In [13]:
import pandas as pd
import numpy as np

import warnings
with warnings.catch_warnings():
    warnings.simplefilter("ignore")
    warnings.warn("deprecated", DeprecationWarning)

from sklearn.naive_bayes import GaussianNB
from sklearn.neighbors import KNeighborsClassifier
from sklearn.metrics import accuracy_score
from sklearn import preprocessing, cross_validation
from sklearn.ensemble import RandomForestClassifier, AdaBoostClassifier

from nltk.corpus import stopwords
from nltk.tokenize import word_tokenize

### Dataset contains around 2345796 data values

In [16]:
df = pd.read_csv('test.csv')
df.drop(['test_id'],1,inplace=True)
df = df.dropna()

stop_words = list(set(stopwords.words("english")))

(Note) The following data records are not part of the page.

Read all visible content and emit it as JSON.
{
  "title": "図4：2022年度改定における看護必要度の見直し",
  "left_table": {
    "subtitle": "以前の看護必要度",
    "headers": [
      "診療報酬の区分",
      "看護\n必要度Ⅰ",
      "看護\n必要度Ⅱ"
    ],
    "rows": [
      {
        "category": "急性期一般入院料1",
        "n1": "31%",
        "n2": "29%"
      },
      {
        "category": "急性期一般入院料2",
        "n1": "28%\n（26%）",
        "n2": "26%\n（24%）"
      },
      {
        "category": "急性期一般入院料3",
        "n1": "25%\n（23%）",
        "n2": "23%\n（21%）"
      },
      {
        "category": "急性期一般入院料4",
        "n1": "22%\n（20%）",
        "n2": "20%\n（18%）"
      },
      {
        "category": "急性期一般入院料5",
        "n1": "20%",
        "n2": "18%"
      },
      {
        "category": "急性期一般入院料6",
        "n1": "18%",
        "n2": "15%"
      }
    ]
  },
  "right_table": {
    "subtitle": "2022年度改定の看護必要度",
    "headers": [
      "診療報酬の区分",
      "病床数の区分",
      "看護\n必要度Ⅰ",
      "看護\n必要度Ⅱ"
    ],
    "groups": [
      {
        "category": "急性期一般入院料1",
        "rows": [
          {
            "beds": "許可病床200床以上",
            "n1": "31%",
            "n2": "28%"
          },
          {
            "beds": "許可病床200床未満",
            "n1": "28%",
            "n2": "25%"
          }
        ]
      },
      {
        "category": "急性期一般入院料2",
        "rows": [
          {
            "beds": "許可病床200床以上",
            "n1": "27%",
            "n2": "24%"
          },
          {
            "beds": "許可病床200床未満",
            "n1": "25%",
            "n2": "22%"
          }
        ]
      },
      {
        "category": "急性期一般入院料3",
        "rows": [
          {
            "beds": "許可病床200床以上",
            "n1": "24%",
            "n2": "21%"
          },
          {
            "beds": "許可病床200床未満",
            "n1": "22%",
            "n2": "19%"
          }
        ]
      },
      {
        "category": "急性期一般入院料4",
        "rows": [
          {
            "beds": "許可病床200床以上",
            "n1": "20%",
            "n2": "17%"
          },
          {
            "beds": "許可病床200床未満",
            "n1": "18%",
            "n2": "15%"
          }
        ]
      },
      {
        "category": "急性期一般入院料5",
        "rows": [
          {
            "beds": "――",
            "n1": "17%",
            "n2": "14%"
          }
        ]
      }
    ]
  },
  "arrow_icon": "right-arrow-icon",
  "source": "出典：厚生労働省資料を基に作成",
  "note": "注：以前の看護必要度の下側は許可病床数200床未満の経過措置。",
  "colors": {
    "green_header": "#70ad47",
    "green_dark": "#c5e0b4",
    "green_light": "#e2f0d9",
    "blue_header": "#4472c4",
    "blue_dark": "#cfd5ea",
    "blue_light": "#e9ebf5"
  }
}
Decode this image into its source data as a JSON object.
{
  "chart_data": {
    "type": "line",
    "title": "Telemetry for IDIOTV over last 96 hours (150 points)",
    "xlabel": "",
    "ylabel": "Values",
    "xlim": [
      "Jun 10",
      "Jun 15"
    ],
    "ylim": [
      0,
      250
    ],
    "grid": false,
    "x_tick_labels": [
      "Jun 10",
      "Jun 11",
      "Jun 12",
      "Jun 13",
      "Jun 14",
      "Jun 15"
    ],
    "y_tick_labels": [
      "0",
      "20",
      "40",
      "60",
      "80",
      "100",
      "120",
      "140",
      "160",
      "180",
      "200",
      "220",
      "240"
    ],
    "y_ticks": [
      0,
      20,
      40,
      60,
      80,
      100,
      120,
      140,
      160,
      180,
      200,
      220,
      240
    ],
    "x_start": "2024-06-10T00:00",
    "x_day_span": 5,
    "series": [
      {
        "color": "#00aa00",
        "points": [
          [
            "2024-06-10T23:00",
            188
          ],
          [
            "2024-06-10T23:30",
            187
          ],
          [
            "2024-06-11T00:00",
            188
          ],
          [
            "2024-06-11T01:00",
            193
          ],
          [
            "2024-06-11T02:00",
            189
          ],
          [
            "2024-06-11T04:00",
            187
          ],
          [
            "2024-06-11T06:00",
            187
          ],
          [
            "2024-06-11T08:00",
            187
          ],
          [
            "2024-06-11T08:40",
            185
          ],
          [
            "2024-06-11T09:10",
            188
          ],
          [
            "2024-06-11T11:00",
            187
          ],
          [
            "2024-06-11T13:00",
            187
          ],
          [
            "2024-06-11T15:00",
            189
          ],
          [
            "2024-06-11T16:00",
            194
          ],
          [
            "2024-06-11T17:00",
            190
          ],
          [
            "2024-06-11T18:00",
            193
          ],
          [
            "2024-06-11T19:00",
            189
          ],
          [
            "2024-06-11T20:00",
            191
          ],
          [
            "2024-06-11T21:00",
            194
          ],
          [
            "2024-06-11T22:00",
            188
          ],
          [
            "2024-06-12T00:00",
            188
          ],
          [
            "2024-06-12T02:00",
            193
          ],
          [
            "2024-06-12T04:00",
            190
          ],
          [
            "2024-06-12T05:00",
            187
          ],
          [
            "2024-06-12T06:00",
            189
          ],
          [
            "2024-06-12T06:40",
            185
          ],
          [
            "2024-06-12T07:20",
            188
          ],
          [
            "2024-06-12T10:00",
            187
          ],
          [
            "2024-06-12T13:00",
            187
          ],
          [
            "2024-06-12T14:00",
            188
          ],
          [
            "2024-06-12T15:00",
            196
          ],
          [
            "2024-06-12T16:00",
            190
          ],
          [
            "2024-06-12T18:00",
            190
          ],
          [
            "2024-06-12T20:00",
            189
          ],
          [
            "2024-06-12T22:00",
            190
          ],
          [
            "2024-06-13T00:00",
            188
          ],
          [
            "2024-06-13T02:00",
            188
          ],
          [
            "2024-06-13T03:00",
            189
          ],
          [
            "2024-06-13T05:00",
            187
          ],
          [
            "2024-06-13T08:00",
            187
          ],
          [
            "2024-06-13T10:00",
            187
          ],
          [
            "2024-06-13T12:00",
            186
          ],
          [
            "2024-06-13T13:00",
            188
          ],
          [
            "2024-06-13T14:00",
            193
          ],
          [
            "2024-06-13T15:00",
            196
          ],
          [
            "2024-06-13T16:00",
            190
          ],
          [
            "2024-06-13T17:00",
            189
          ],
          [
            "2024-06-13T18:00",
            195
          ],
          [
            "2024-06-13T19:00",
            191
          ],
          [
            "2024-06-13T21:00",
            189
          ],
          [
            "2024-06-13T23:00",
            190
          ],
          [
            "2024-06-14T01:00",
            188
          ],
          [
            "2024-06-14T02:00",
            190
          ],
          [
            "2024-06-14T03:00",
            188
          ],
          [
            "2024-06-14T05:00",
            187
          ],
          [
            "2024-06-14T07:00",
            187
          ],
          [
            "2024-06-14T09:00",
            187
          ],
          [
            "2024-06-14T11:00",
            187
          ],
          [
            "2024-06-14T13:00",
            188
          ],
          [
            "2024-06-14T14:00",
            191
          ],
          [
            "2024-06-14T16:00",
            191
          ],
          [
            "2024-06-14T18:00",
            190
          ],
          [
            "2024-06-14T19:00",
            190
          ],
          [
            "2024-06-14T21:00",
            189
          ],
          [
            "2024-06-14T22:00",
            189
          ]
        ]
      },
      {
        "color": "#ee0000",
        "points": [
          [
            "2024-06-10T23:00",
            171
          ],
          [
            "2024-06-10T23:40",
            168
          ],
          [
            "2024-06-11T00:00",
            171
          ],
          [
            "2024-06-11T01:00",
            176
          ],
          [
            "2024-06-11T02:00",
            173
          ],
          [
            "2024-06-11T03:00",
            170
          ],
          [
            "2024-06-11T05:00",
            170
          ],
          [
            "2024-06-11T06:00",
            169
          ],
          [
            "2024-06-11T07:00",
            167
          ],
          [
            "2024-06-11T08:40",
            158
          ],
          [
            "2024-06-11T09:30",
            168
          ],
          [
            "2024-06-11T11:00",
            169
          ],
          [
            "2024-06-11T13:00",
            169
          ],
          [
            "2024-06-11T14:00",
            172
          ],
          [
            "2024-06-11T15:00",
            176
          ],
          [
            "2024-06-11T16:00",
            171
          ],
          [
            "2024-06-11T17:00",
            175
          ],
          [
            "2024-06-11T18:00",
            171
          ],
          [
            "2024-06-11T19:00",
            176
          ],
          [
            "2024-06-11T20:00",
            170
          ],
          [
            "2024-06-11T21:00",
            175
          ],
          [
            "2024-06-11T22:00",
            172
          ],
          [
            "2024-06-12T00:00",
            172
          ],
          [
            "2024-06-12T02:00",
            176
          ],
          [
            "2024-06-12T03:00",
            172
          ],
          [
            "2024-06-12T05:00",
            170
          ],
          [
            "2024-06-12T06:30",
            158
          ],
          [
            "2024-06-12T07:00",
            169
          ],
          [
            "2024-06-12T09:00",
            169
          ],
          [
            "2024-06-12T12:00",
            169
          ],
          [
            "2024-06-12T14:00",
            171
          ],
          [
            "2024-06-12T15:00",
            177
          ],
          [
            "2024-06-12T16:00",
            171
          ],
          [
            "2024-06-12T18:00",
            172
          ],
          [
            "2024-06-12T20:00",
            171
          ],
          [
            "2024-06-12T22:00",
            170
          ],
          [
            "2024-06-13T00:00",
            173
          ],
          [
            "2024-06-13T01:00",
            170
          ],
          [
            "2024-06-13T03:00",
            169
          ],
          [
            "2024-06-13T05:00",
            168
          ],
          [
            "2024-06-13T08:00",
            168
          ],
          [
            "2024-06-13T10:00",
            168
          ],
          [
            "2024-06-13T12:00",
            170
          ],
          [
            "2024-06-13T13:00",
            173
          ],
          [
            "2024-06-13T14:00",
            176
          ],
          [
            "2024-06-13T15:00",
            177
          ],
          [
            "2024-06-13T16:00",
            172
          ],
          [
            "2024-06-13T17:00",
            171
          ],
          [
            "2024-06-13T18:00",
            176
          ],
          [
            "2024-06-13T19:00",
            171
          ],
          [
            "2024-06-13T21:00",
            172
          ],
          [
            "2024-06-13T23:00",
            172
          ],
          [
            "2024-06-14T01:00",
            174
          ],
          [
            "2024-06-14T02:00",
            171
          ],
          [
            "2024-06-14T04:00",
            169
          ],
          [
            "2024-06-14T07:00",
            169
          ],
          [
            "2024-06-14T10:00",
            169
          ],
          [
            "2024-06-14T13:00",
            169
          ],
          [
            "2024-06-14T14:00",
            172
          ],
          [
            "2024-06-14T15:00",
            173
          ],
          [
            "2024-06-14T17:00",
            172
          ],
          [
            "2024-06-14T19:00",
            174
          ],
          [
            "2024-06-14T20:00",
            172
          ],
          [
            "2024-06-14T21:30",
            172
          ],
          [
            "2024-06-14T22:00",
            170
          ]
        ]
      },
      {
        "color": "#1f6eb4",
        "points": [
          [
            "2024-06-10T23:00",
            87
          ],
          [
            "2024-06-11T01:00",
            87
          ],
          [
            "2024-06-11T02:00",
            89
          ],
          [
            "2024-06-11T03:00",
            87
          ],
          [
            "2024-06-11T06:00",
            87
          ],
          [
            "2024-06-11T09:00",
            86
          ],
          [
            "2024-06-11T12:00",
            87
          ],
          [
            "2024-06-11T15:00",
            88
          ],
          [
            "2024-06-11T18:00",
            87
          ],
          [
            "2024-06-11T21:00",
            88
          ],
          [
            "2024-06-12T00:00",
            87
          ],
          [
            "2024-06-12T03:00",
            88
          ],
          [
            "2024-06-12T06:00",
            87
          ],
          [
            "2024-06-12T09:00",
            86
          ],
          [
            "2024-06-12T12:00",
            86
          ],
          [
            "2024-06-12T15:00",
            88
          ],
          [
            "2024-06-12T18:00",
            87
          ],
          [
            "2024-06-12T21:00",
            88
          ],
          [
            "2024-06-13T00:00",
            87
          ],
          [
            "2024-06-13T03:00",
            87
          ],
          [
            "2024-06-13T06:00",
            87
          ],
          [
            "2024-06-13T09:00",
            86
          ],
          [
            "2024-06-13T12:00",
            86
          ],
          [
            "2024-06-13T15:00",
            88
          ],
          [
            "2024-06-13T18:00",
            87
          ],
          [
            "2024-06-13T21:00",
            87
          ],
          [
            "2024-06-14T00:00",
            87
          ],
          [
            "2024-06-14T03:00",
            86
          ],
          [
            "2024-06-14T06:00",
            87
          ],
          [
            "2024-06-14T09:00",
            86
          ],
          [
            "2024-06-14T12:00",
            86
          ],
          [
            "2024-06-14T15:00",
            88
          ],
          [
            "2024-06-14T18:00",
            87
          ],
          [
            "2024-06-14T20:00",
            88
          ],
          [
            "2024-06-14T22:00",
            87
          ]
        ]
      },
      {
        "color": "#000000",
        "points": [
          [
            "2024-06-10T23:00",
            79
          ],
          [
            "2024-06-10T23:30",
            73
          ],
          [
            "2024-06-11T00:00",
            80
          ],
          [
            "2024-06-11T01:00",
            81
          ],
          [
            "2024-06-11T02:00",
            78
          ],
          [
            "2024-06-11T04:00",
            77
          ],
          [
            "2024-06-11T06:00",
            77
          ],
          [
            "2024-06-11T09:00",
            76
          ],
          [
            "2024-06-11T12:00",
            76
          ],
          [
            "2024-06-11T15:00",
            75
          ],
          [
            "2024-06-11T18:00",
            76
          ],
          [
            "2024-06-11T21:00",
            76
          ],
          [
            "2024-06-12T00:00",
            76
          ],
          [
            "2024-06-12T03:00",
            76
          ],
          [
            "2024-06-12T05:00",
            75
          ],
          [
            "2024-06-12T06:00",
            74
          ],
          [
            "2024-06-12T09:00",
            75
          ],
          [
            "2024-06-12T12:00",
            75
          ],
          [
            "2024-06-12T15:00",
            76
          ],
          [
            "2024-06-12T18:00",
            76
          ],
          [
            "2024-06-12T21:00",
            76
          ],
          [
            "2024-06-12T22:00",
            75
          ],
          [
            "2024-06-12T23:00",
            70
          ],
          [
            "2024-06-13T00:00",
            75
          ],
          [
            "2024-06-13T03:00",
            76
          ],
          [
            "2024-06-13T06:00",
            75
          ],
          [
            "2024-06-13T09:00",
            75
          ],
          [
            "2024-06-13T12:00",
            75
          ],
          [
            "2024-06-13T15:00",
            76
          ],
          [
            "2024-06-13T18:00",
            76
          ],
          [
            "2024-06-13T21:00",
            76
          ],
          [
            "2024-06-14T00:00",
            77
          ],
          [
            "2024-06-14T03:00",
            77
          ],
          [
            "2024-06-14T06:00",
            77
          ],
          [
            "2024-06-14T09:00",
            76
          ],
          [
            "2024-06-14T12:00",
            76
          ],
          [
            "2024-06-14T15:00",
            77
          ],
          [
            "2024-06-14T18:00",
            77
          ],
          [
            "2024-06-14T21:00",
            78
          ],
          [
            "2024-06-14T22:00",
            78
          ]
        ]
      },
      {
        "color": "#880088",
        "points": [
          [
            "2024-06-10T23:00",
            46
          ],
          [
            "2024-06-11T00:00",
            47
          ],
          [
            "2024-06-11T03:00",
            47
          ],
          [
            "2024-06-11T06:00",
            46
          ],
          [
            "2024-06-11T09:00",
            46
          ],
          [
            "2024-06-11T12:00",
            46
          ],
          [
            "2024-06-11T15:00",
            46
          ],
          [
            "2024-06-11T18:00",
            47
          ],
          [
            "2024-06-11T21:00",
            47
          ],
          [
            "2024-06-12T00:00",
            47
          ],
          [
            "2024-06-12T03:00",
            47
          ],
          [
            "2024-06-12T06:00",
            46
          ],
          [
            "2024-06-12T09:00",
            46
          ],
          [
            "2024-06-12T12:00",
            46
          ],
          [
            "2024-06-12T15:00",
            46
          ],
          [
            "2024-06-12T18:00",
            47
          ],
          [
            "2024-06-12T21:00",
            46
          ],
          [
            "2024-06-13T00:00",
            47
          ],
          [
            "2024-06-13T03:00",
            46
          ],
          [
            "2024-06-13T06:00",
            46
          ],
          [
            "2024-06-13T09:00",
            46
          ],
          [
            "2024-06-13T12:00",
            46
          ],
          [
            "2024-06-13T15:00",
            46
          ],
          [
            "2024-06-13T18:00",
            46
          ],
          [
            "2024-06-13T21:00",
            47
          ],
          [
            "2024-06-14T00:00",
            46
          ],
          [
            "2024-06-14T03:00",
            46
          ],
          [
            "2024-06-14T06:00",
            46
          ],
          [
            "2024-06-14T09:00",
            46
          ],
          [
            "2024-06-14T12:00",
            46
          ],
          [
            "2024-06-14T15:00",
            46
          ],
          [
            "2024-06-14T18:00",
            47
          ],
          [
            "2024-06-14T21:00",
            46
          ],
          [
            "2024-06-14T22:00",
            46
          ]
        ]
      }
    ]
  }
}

question1 = [word_tokenize(i.lower().decode('utf8')) for i in df['question1'][0:10000]]
question2 = [word_tokenize(i.lower().decode('utf8')) for i in df['question2'][0:10000]]

q1 = [w for w in question1 if w not in stop_words]
q2 = [w for w in question2 if w not in stop_words]
 
q1 = [' '.join(w) for w in q1]
q2 = [' '.join(w) for w in q2]

df['question1'][0:10000] = q1
df['question2'][0:10000] = q2

quora = zip(q1,q2)

### Manual validation (need to take care)

In [5]:
try:
    label = []
    for i in quora:
        values = [j.split(" ") for j in i]
        compare = values
        same = [i for i in compare[0] if i in compare[1]]
        if len(same) > 5:
            label.append(1)
        else:
            label.append(0)
except AttributeError, UnicodeDecodeError:
    print('Error occured')

### Convert to numeric data

In [6]:
def handle_non_numerical_data(df):
    columns = df.columns.values

    for column in columns:
        text_digit_vals = {}

        def convert_to_int(val):
            return text_digit_vals[val]

        if df[column].dtype != np.int64 and df[column].dtype != np.float64:
            column_contents = df[column].values.tolist()
            unique_elements = list(set(column_contents))
            x = 0
            for unique in unique_elements:
                if unique not in text_digit_vals:
                    text_digit_vals[unique] = x
                    x += 1

            df[column] = list(map(convert_to_int,df[column]))

    return df

### Split data

In [7]:
df = df[0:10000]
df = handle_non_numerical_data(df)

ft = np.array(df)
lt = np.array(label)

features_train,features_test,labels_train,labels_test = cross_validation.train_test_split(ft,lt,test_size=0.2)

### Gaussian Naive Bayes

In [8]:
clf = GaussianNB()
clf.fit(features_train,labels_train)
pred = clf.predict(features_test)
print(pred)
accuracy = accuracy_score(labels_test,pred)
print(accuracy)

[0 0 0 ..., 0 0 0]
0.633


### AdaBoostClassifier

In [9]:
clf = AdaBoostClassifier()
clf.fit(features_train,labels_train)
pred = clf.predict(features_test)
print(pred)
accuracy = accuracy_score(labels_test,pred)
print(accuracy)

[0 0 0 ..., 0 0 0]
0.633


### RandomForestClassifier

In [10]:
clf = RandomForestClassifier()
clf.fit(features_train,labels_train)
pred = clf.predict(features_test)
print(pred)
accuracy = accuracy_score(labels_test,pred)
print(accuracy)

[0 0 0 ..., 0 0 0]
0.5865


### KNeighborsClassifier

In [12]:
clf = KNeighborsClassifier(n_neighbors=5)
clf.fit(features_train,labels_train)
pred = clf.predict(features_test)
print(pred)
accuracy = accuracy_score(labels_test,pred)
print(accuracy)

[0 0 0 ..., 0 0 0]
0.5645